Vorhersage von Reaktionen und Einigung
Forbus prognostiziert, dass der Aufbau kultureller Modelle durch analoges Lernen aus den Erzählungen einer Kultur schließlich zu KI-Systemen führen könnte, die beispielsweise Entscheidungsträgern helfen würden, zu verstehen, wie verschiedene kulturelle Gruppen auf neue Regelungen reagieren könnten, oder Verhandlungsführern helfen, eine gemeinsame Basis zu finden.
"Da KI-Systeme intelligenter und flexibler werden, erscheint es vielversprechend, sie zu vollwertigen Partnern in unserer Kultur zu machen, um sicherzustellen, dass sie in ihren Auswirkungen von Vorteil sind", begründet er.
Während sich Informatiker und Entwickler also mit der Frage auseinandersetzen, wie man eine objektive, aber kulturell relevante KI in einer komplexen menschlichen Welt einsetzen kann, liegt die Zukunft der maschinellen Intelligenz offenbar hauptsächlich in ihrem Input.

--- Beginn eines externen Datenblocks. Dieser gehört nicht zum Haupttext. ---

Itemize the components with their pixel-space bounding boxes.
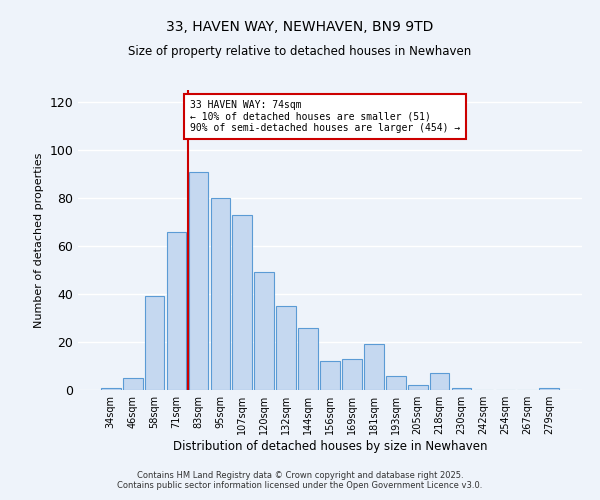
Text: 33 HAVEN WAY: 74sqm
← 10% of detached houses are smaller (51)
90% of semi-detach: 33 HAVEN WAY: 74sqm ← 10% of detached ho… — [190, 100, 460, 133]
Bar — [539, 388, 559, 390]
Bar — [342, 359, 362, 390]
X-axis label: Distribution of detached houses by size in Newhaven: Distribution of detached houses by size … — [173, 440, 487, 453]
Text: Size of property relative to detached houses in Newhaven: Size of property relative to detached ho… — [128, 45, 472, 58]
Bar — [167, 232, 187, 390]
Bar — [276, 306, 296, 390]
Text: 33, HAVEN WAY, NEWHAVEN, BN9 9TD: 33, HAVEN WAY, NEWHAVEN, BN9 9TD — [166, 20, 434, 34]
Bar — [211, 198, 230, 390]
Bar — [188, 172, 208, 390]
Bar — [386, 376, 406, 390]
Text: Contains HM Land Registry data © Crown copyright and database right 2025.
Contai: Contains HM Land Registry data © Crown c… — [118, 470, 482, 490]
Bar — [320, 361, 340, 390]
Bar — [101, 388, 121, 390]
Bar — [298, 328, 318, 390]
Bar — [254, 272, 274, 390]
Bar — [452, 388, 472, 390]
Bar — [123, 378, 143, 390]
Y-axis label: Number of detached properties: Number of detached properties — [34, 152, 44, 328]
Bar — [232, 215, 252, 390]
Bar — [364, 344, 384, 390]
Bar — [145, 296, 164, 390]
Bar — [408, 385, 428, 390]
Bar — [430, 373, 449, 390]
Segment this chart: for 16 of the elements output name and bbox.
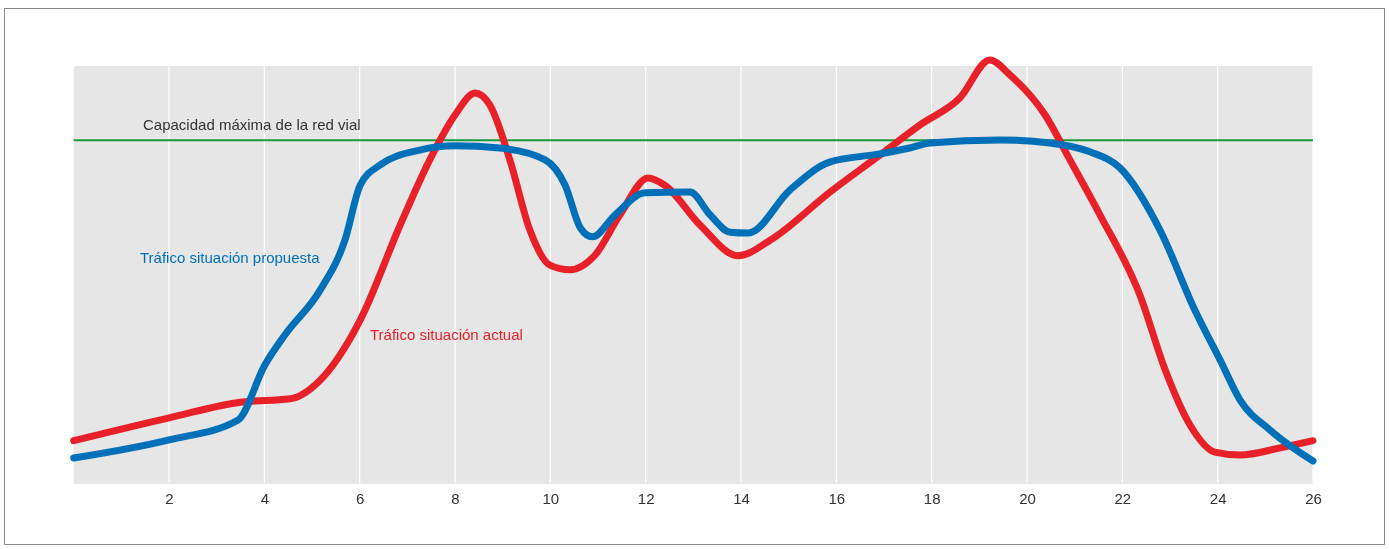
series-label: Tráfico situación actual <box>370 326 523 343</box>
x-tick-label: 8 <box>451 489 460 507</box>
x-tick-label: 12 <box>637 489 655 507</box>
x-tick-label: 26 <box>1305 489 1322 507</box>
x-tick-label: 18 <box>923 489 941 507</box>
x-tick-label: 14 <box>733 489 750 507</box>
x-tick-label: 4 <box>260 489 270 507</box>
series-label: Tráfico situación propuesta <box>140 249 321 266</box>
x-tick-label: 2 <box>165 489 174 507</box>
ref-line-label: Capacidad máxima de la red vial <box>143 116 361 134</box>
x-tick-label: 16 <box>828 489 846 507</box>
x-tick-label: 20 <box>1019 489 1036 507</box>
x-tick-label: 6 <box>356 489 365 507</box>
x-tick-label: 10 <box>542 489 560 507</box>
x-tick-label: 24 <box>1209 489 1227 507</box>
x-tick-label: 22 <box>1114 489 1132 507</box>
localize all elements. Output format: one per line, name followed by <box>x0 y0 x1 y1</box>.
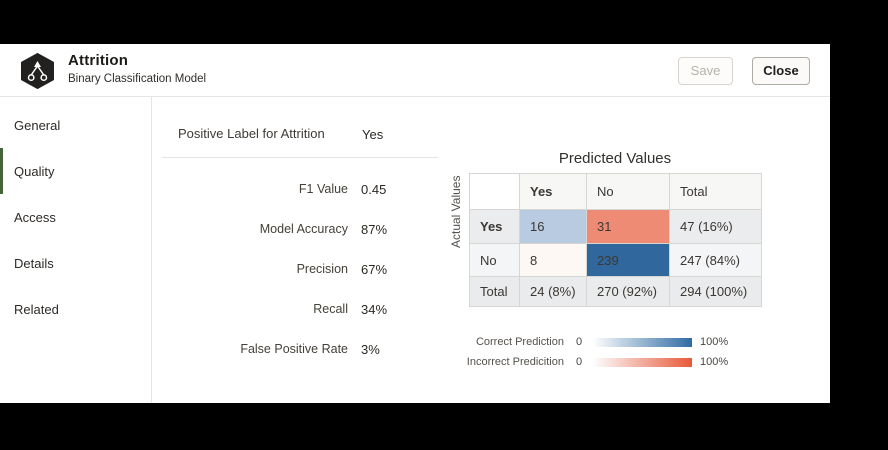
metric-row-precision: Precision 67% <box>162 249 462 289</box>
sidebar-item-related[interactable]: Related <box>14 301 59 317</box>
metric-row-f1: F1 Value 0.45 <box>162 169 462 209</box>
matrix-row-label: No <box>469 243 520 277</box>
matrix-corner-cell <box>469 173 520 210</box>
model-subtitle: Binary Classification Model <box>68 73 207 85</box>
metric-row-accuracy: Model Accuracy 87% <box>162 209 462 249</box>
matrix-legend: Correct Prediction 0 100% Incorrect Pred… <box>426 332 728 372</box>
matrix-row-total: Total 24 (8%) 270 (92%) 294 (100%) <box>469 276 762 307</box>
matrix-col-header-no: No <box>586 173 670 210</box>
metric-label: Recall <box>313 302 348 316</box>
metric-value: 3% <box>361 341 380 357</box>
matrix-row-no: No 8 239 247 (84%) <box>469 243 762 277</box>
metrics-divider <box>162 157 438 158</box>
sidebar-item-details[interactable]: Details <box>14 255 54 271</box>
matrix-cell-fp: 8 <box>519 243 587 277</box>
dialog-header: Attrition Binary Classification Model Sa… <box>0 44 830 97</box>
model-dialog: Attrition Binary Classification Model Sa… <box>0 44 830 403</box>
legend-min: 0 <box>576 336 583 348</box>
legend-row-correct: Correct Prediction 0 100% <box>426 332 728 352</box>
sidebar-item-quality[interactable]: Quality <box>0 148 151 194</box>
matrix-row-yes: Yes 16 31 47 (16%) <box>469 209 762 244</box>
close-button[interactable]: Close <box>752 57 810 85</box>
metric-value: 67% <box>361 261 388 277</box>
metric-row-recall: Recall 34% <box>162 289 462 329</box>
matrix-cell-tp: 16 <box>519 209 587 244</box>
legend-max: 100% <box>700 336 729 348</box>
metric-label: Precision <box>296 262 348 276</box>
matrix-cell-col-total: 24 (8%) <box>519 276 587 307</box>
legend-max: 100% <box>700 356 729 368</box>
matrix-col-header-yes: Yes <box>519 173 587 210</box>
positive-label-caption: Positive Label for Attrition <box>178 126 325 141</box>
matrix-cell-fn: 31 <box>586 209 670 244</box>
sidebar-item-general[interactable]: General <box>14 117 61 133</box>
metric-label: False Positive Rate <box>240 342 348 356</box>
metric-label: Model Accuracy <box>259 222 348 236</box>
actual-values-axis-label: Actual Values <box>449 175 463 249</box>
metric-row-fpr: False Positive Rate 3% <box>162 329 462 369</box>
sidebar-nav: General Quality Access Details Related <box>0 97 152 403</box>
metric-value: 87% <box>361 221 388 237</box>
metric-value: 34% <box>361 301 388 317</box>
matrix-cell-row-total: 247 (84%) <box>669 243 762 277</box>
matrix-cell-tn: 239 <box>586 243 670 277</box>
model-hexagon-icon <box>21 53 54 89</box>
legend-label: Incorrect Predicition <box>466 356 564 368</box>
predicted-values-title: Predicted Values <box>558 150 672 167</box>
metric-value: 0.45 <box>361 181 387 197</box>
legend-label: Correct Prediction <box>475 336 564 348</box>
matrix-col-header-total: Total <box>669 173 762 210</box>
legend-min: 0 <box>576 356 583 368</box>
matrix-cell-row-total: 47 (16%) <box>669 209 762 244</box>
confusion-matrix-table: Yes No Total Yes 16 31 47 (16%) No 8 239… <box>469 173 762 307</box>
matrix-cell-col-total: 270 (92%) <box>586 276 670 307</box>
matrix-cell-grand-total: 294 (100%) <box>669 276 762 307</box>
matrix-header-row: Yes No Total <box>469 173 762 210</box>
metric-label: F1 Value <box>298 182 348 196</box>
save-button[interactable]: Save <box>678 57 733 85</box>
positive-label-value: Yes <box>362 127 384 142</box>
legend-gradient-blue <box>594 337 692 347</box>
sidebar-item-access[interactable]: Access <box>14 209 56 225</box>
legend-gradient-red <box>594 357 692 367</box>
matrix-row-label: Total <box>469 276 520 307</box>
model-title: Attrition <box>68 52 129 69</box>
matrix-row-label: Yes <box>469 209 520 244</box>
metrics-list: F1 Value 0.45 Model Accuracy 87% Precisi… <box>162 169 462 369</box>
legend-row-incorrect: Incorrect Predicition 0 100% <box>426 352 728 372</box>
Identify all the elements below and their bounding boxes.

Wenn Sie die Datenqualität richtig einstellen, könnten die Möglichkeiten theoretisch endlos sein. Vor allem im Geschäftsleben.
"Betrachten Sie für einen Moment eine wirklich datengesteuerte Organisation", sagte Jean-Philippe Courtois, Microsoft EVP und President of Global Sales, Marketing and Operations, auf dem Weltwirtschaftsforum 2018. "Die Fähigkeit, Informationen in Echtzeit in der gesamten Organisation zu nutzen, um fließende Geschäftsentscheidungen zu treffen, kann die Kultur eines Unternehmens verändern."
Dieser Artikel stammt aus der aktuellen Ausgabe der Zeitschrift OBSERVE von Odgers Berndtson.